Tableau 1 : Synthèse, à l’échelle de la rotation, de l’effet de la mise en place des leviers par rapport au système précédent (blé tendre hiver / blé tendre hiver / ray-grass Italie / maïs ensilage), réalisée à partir des résultats de l’analyse multicritères SYSTERRE

Source : projet PEI Pays de la Loire « Innover en Santé du Végétal » (2018-2021)

L’utilisation de produits phytosanitaires racinaires explique l’augmentation de l’IFT (+ 11 %) et des charges opérationnelles (+ 67 €/ha).

La mise en place des faux-semis, du labour occasionnel, et le retour plus fréquent de la dérobée et du maïs mènent à plus de travail du sol. Cette progression se répercute à la fois sur le temps de travail (+ 10 %), la consommation de carburant (+ 15 %) et les charges de mécanisation (+ 98 €/ha).
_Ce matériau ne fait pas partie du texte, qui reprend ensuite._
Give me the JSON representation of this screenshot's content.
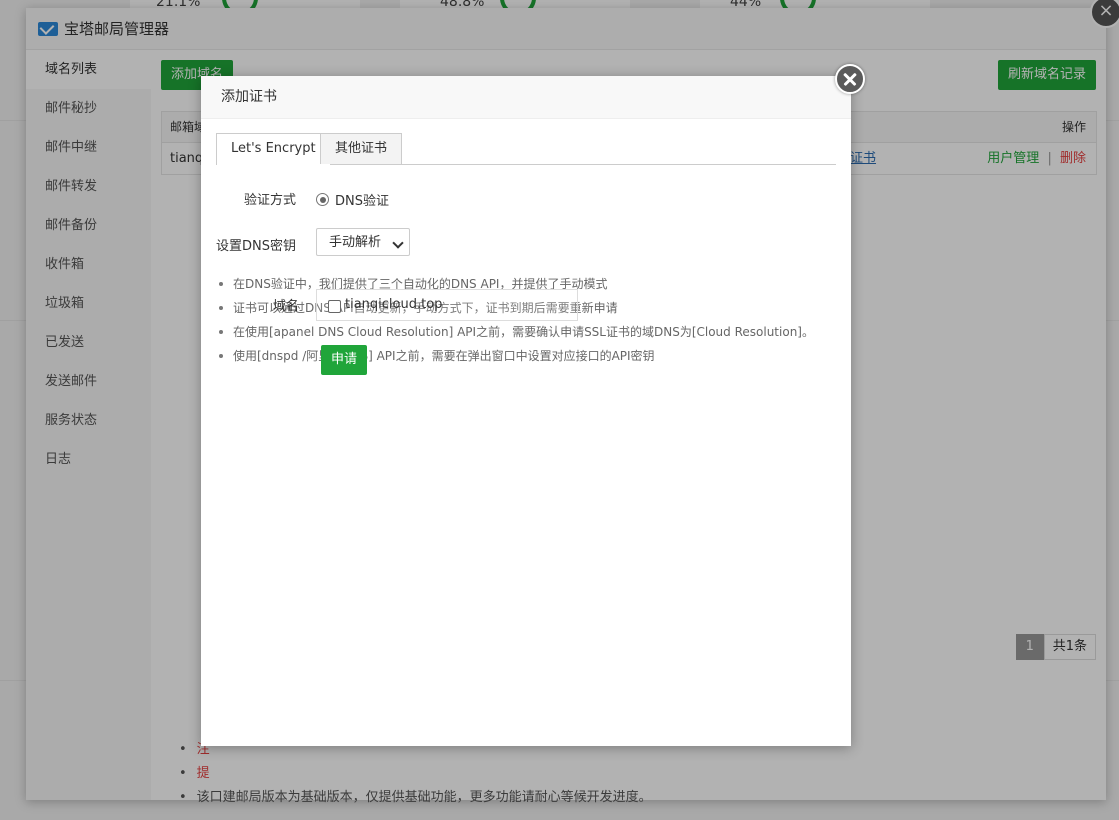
{
  "app": {
    "title": "宝塔邮局管理器"
  },
  "background": {
    "percents": [
      "21.1%",
      "48.8%",
      "44%"
    ]
  },
  "sidebar": {
    "items": [
      {
        "label": "域名列表",
        "active": true
      },
      {
        "label": "邮件秘抄"
      },
      {
        "label": "邮件中继"
      },
      {
        "label": "邮件转发"
      },
      {
        "label": "邮件备份"
      },
      {
        "label": "收件箱"
      },
      {
        "label": "垃圾箱"
      },
      {
        "label": "已发送"
      },
      {
        "label": "发送邮件"
      },
      {
        "label": "服务状态"
      },
      {
        "label": "日志"
      }
    ]
  },
  "main": {
    "add_domain_label": "添加域名",
    "refresh_label": "刷新域名记录",
    "table": {
      "header_first": "邮箱域",
      "header_action": "操作",
      "row_domain": "tianqi",
      "row_cert_link": "证书",
      "row_user_manage": "用户管理",
      "row_separator": "|",
      "row_delete": "删除"
    },
    "pagination": {
      "current": "1",
      "total": "共1条"
    },
    "bottom_tip": "该口建邮局版本为基础版本，仅提供基础功能，更多功能请耐心等候开发进度。"
  },
  "dialog": {
    "title": "添加证书",
    "tabs": [
      "Let's Encrypt",
      "其他证书"
    ],
    "verify_label": "验证方式",
    "verify_option": "DNS验证",
    "dns_key_label": "设置DNS密钥",
    "dns_select_value": "手动解析",
    "tips": [
      "在DNS验证中，我们提供了三个自动化的DNS API，并提供了手动模式",
      "证书可以通过DNS API自动更新，手动方式下，证书到期后需要重新申请",
      "在使用[apanel DNS Cloud Resolution] API之前，需要确认申请SSL证书的域DNS为[Cloud Resolution]。",
      "使用[dnspd /阿里云DNS] API之前，需要在弹出窗口中设置对应接口的API密钥"
    ],
    "domain_label": "域名",
    "domain_value": "tianqicloud.top",
    "apply_label": "申请"
  },
  "colors": {
    "accent_green": "#20a53a",
    "danger_red": "#e64040",
    "overlay": "rgba(0,0,0,0.3)"
  }
}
La hausse des coûts liée à l’augmentation du nombre d’opérations culturales et du poste herbicides caractérisent un système transitoire. Les tendances s’inverseront lorsque les infestations de ray-grass seront révolues.
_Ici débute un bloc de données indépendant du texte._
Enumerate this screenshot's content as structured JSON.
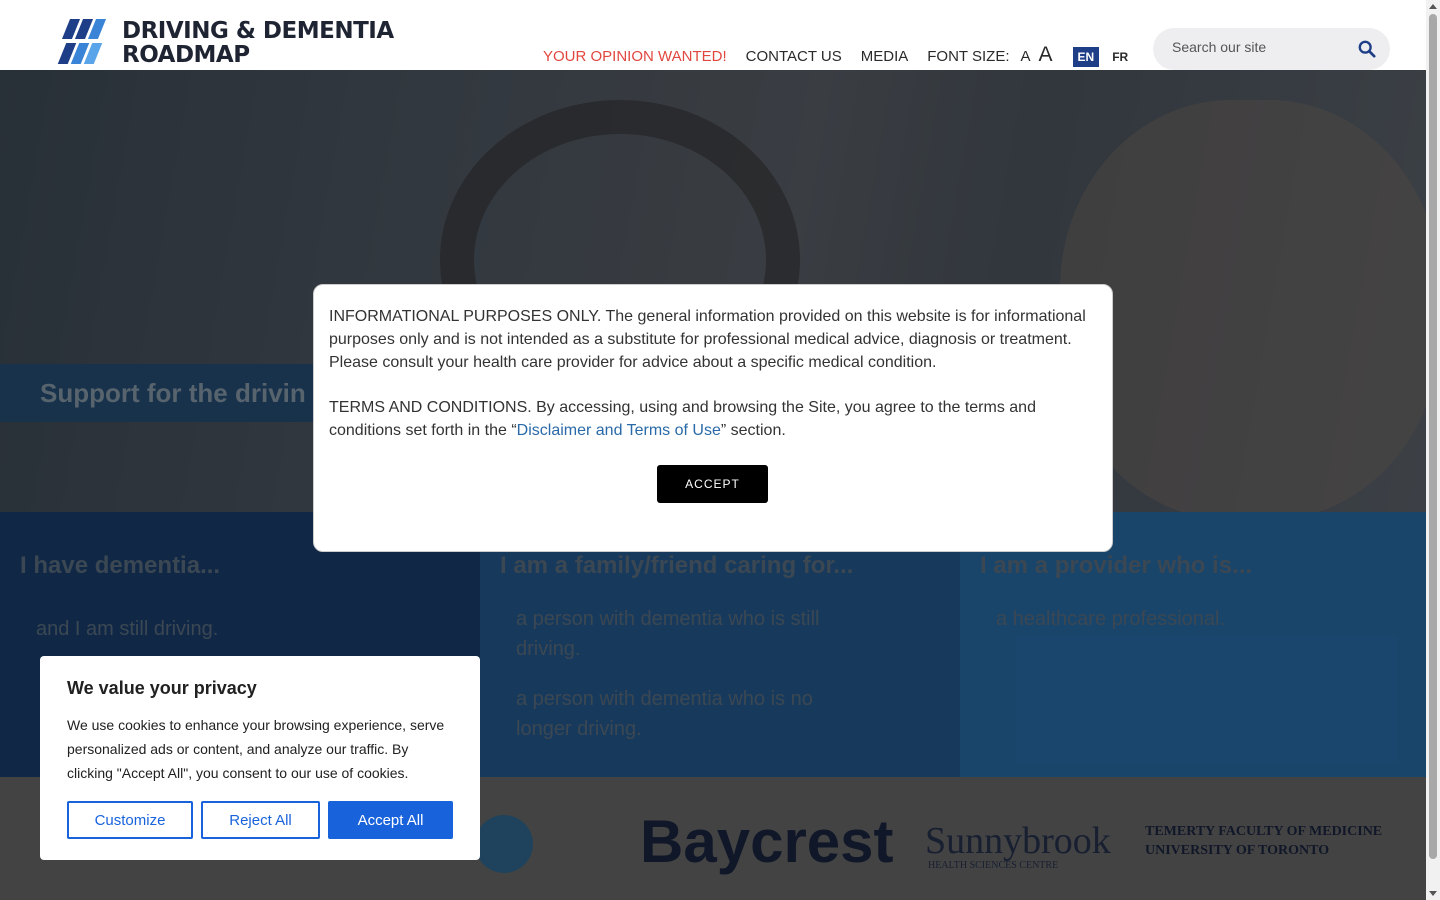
{
  "header": {
    "logo_line1": "DRIVING & DEMENTIA",
    "logo_line2": "ROADMAP",
    "nav": {
      "opinion": "YOUR OPINION WANTED!",
      "contact": "CONTACT US",
      "media": "MEDIA",
      "font_size_label": "FONT SIZE:",
      "font_small": "A",
      "font_large": "A",
      "lang_en": "EN",
      "lang_fr": "FR"
    },
    "search_placeholder": "Search our site"
  },
  "hero": {
    "tagline": "Support for the drivin"
  },
  "audience": [
    {
      "heading": "I have dementia...",
      "lines": [
        "and I am still driving."
      ]
    },
    {
      "heading": "I am a family/friend caring for...",
      "lines": [
        "a person with dementia who is still",
        "driving.",
        "a person with dementia who is no",
        "longer driving."
      ]
    },
    {
      "heading": "I am a provider who is...",
      "lines": [
        "a healthcare professional."
      ]
    }
  ],
  "partners": {
    "names": [
      "Baycrest",
      "Sunnybrook",
      "HEALTH SCIENCES CENTRE",
      "TEMERTY FACULTY OF MEDICINE",
      "UNIVERSITY OF TORONTO"
    ]
  },
  "modal": {
    "para1": "INFORMATIONAL PURPOSES ONLY. The general information provided on this website is for informational purposes only and is not intended as a substitute for professional medical advice, diagnosis or treatment. Please consult your health care provider for advice about a specific medical condition.",
    "para2_prefix": " TERMS AND CONDITIONS. By accessing, using and browsing the Site, you agree to the terms and conditions set forth in the “",
    "para2_link": "Disclaimer and Terms of Use",
    "para2_suffix": "” section.",
    "accept_label": "ACCEPT"
  },
  "cookie": {
    "title": "We value your privacy",
    "description": "We use cookies to enhance your browsing experience, serve personalized ads or content, and analyze our traffic. By clicking \"Accept All\", you consent to our use of cookies.",
    "customize": "Customize",
    "reject": "Reject All",
    "accept": "Accept All"
  },
  "colors": {
    "brand_navy": "#1e3f87",
    "accent_red": "#e2473f",
    "cookie_blue": "#1863dc",
    "link_blue": "#2a6aa8"
  },
  "icons": {
    "search": "search-icon"
  }
}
PEI Pays de la Loire : un projet innovant, tourné vers le collectif, associant agriculteurs et techniciensLa recherche de solutions pour limiter le salissement des parcelles, la mise en place des leviers identifiés et les suivis pluriannuels ont été menés, de façon personnalisée, avec 15 agriculteurs du nord-ouest de la France. Cette étude regroupe quatre partenaires : ARVALIS, l’APAD, la chambre d’Agriculture Pays de la Loire et la Civam Bio 53. Elle s’inscrit dans le cadre du Partenariat Européen pour l’Innovation « Innover en Santé du Végétal » (2018-2021), avec le soutien financier de la région Pays de la Loire.